Oswaldo Montenegro seria, na história de Lewis Carroll, Alice ou Chapeleiro Maluco? A fusão dos dois. Mas eu não me defino aqui. Isso aqui é muito mais ligado a uma selvageria brincalhona, a um caos colorido. Não o caos como uma coisa depressiva, mas como uma coisa de felicidade, de alegria, de botar as coisas pra fora, mudar a cor do ambiente quando quiser. É claro que eu poderia mudar as cores com luzes. Mas fazer isso de forma artesanal é, acima de tudo, divertido. Pintando sou só uma criança desajeitada.

 

“Nunca vi um débil mental hesitar. Todo imbecil é convicto. O inteligente não tem certeza de nada”

Você usa alguma substância para se inspirar? Química? Nenhuma. Eu não uso droga nenhuma, nem bebo.
Nem café? Tomo muito café, muita Coca Zero.

Qual sua dieta?
Olha, eu como muita clara de ovo, de uma maneira inacreditável. É um hábito de jovem. Como muito pão. Sou vegetariano. Não como nada de carne. Mas nunca pensei nisso. Quando tinha 18 anos, parei de comer.

Percebi que você tem duas balanças no seu quarto. Tá sempre de olho do peso?
Tenho uma preocupação com o peso. Porque gosto da comida. Estou com 68 kg. Tenho 1,80 m. Vou fazer 54 anos. Estou sequinho.

Que xampu Oswaldo Montenegro usa?
Ah, estou cagando pra xampu [risos].

Suas canções florescem da ternura, da pureza e da inocência ou do mistério e do sobrenatural?
Dos dois. Tem uma música minha que fala assim: “Tudo que pensei saber ainda é mistério. O ciclo começa por onde: noite ou manhã? É sempre o mesmo deus ou troca como ministério? Eu sei que Deus frequenta a arquibancada do Maracanã”. Chama “Mistérios”. Sou uma pessoa que acredita na dúvida. Acho que a dúvida tem muita saúde porque você não pode estabelecer organizações poderosas em torno da dúvida. Você nunca vai ter um fanático liderando em nome da dúvida. Nunca vai ter um ditador que tenha dúvida. Todas as coisas que fazem mal no mundo vêm de certezas absolutas. Nunca vi um débil mental hesitar. Todo imbecil é convicto. O que caracteriza uma pessoa inteligente é ouvir o outro, não ter certeza absoluta de nada.

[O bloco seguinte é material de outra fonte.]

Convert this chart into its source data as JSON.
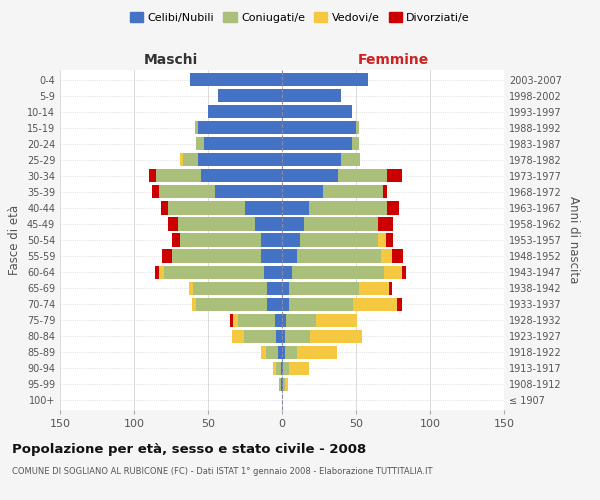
{
  "age_groups": [
    "100+",
    "95-99",
    "90-94",
    "85-89",
    "80-84",
    "75-79",
    "70-74",
    "65-69",
    "60-64",
    "55-59",
    "50-54",
    "45-49",
    "40-44",
    "35-39",
    "30-34",
    "25-29",
    "20-24",
    "15-19",
    "10-14",
    "5-9",
    "0-4"
  ],
  "birth_years": [
    "≤ 1907",
    "1908-1912",
    "1913-1917",
    "1918-1922",
    "1923-1927",
    "1928-1932",
    "1933-1937",
    "1938-1942",
    "1943-1947",
    "1948-1952",
    "1953-1957",
    "1958-1962",
    "1963-1967",
    "1968-1972",
    "1973-1977",
    "1978-1982",
    "1983-1987",
    "1988-1992",
    "1993-1997",
    "1998-2002",
    "2003-2007"
  ],
  "males": {
    "celibi": [
      0,
      1,
      1,
      3,
      4,
      5,
      10,
      10,
      12,
      14,
      14,
      18,
      25,
      45,
      55,
      57,
      53,
      57,
      50,
      43,
      62
    ],
    "coniugati": [
      0,
      1,
      3,
      8,
      22,
      25,
      48,
      50,
      68,
      60,
      55,
      52,
      52,
      38,
      30,
      10,
      5,
      2,
      0,
      0,
      0
    ],
    "vedovi": [
      0,
      0,
      2,
      3,
      8,
      3,
      3,
      3,
      3,
      0,
      0,
      0,
      0,
      0,
      0,
      2,
      0,
      0,
      0,
      0,
      0
    ],
    "divorziati": [
      0,
      0,
      0,
      0,
      0,
      2,
      0,
      0,
      3,
      7,
      5,
      7,
      5,
      5,
      5,
      0,
      0,
      0,
      0,
      0,
      0
    ]
  },
  "females": {
    "nubili": [
      0,
      1,
      1,
      2,
      2,
      3,
      5,
      5,
      7,
      10,
      12,
      15,
      18,
      28,
      38,
      40,
      47,
      50,
      47,
      40,
      58
    ],
    "coniugate": [
      0,
      1,
      4,
      8,
      17,
      20,
      43,
      47,
      62,
      57,
      53,
      50,
      53,
      40,
      33,
      13,
      5,
      2,
      0,
      0,
      0
    ],
    "vedove": [
      0,
      2,
      13,
      27,
      35,
      28,
      30,
      20,
      12,
      7,
      5,
      0,
      0,
      0,
      0,
      0,
      0,
      0,
      0,
      0,
      0
    ],
    "divorziate": [
      0,
      0,
      0,
      0,
      0,
      0,
      3,
      2,
      3,
      8,
      5,
      10,
      8,
      3,
      10,
      0,
      0,
      0,
      0,
      0,
      0
    ]
  },
  "colors": {
    "celibi": "#4472C4",
    "coniugati": "#AABF7A",
    "vedovi": "#F5C842",
    "divorziati": "#CC0000"
  },
  "xlim": 150,
  "xtick_step": 50,
  "title": "Popolazione per età, sesso e stato civile - 2008",
  "subtitle": "COMUNE DI SOGLIANO AL RUBICONE (FC) - Dati ISTAT 1° gennaio 2008 - Elaborazione TUTTITALIA.IT",
  "ylabel_left": "Fasce di età",
  "ylabel_right": "Anni di nascita",
  "xlabel_left": "Maschi",
  "xlabel_right": "Femmine",
  "legend_labels": [
    "Celibi/Nubili",
    "Coniugati/e",
    "Vedovi/e",
    "Divorziati/e"
  ],
  "bg_color": "#f5f5f5",
  "plot_bg": "#ffffff",
  "bar_height": 0.82,
  "legend_marker_size": 10
}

Tem uma história que circula na mídia de que oito psicólogos atestaram que você é deficiente mental. Por outro lado, você é superdotado para outras coisas. Que história é essa?
Todas as pessoas têm uma inteligência multifacetada, têm habilidade para algumas coisas e pouca para outras. No meu caso, isso é extremamente exacerbado. Principalmente na área da inteligência espacial. É o que o piloto, o arquiteto tem. E é isso que eu não tenho.

Qual a sua opinião sobre o pansexual do rock’n’roll Serguei?
[Risos] Eu acho que Serguei é uma figura muito bonita na sua expressão de liberdade. Um mestre na arte de abraçar arvores.

A crítica sempre bateu em você, não?
Graças a Deus. Eu sempre tive, em cada disco, DVD, os elogios mais exaltados e críticas poderosas. Isso sempre caracterizou meus discos de maior sucesso. Quando foi só elogiado, não aconteceu.

Alguns dizem “essa foi uma obra-prima de Oswaldo Montenegro”. Outros dizem, “outra droga de Montenegro”...
Isso é a consagração. Quando há as duas partes, aí você chegou lá. O que caracteriza o artista é a coragem. Gente que toca bem e canta bem tem milhões no mundo. Você tem que ser único.

Você tem um visual de druida, de mago.
Exatamente. Mas eu não sou nem druida, nem mago. Não me considero um poeta místico. Sou um poeta da dúvida.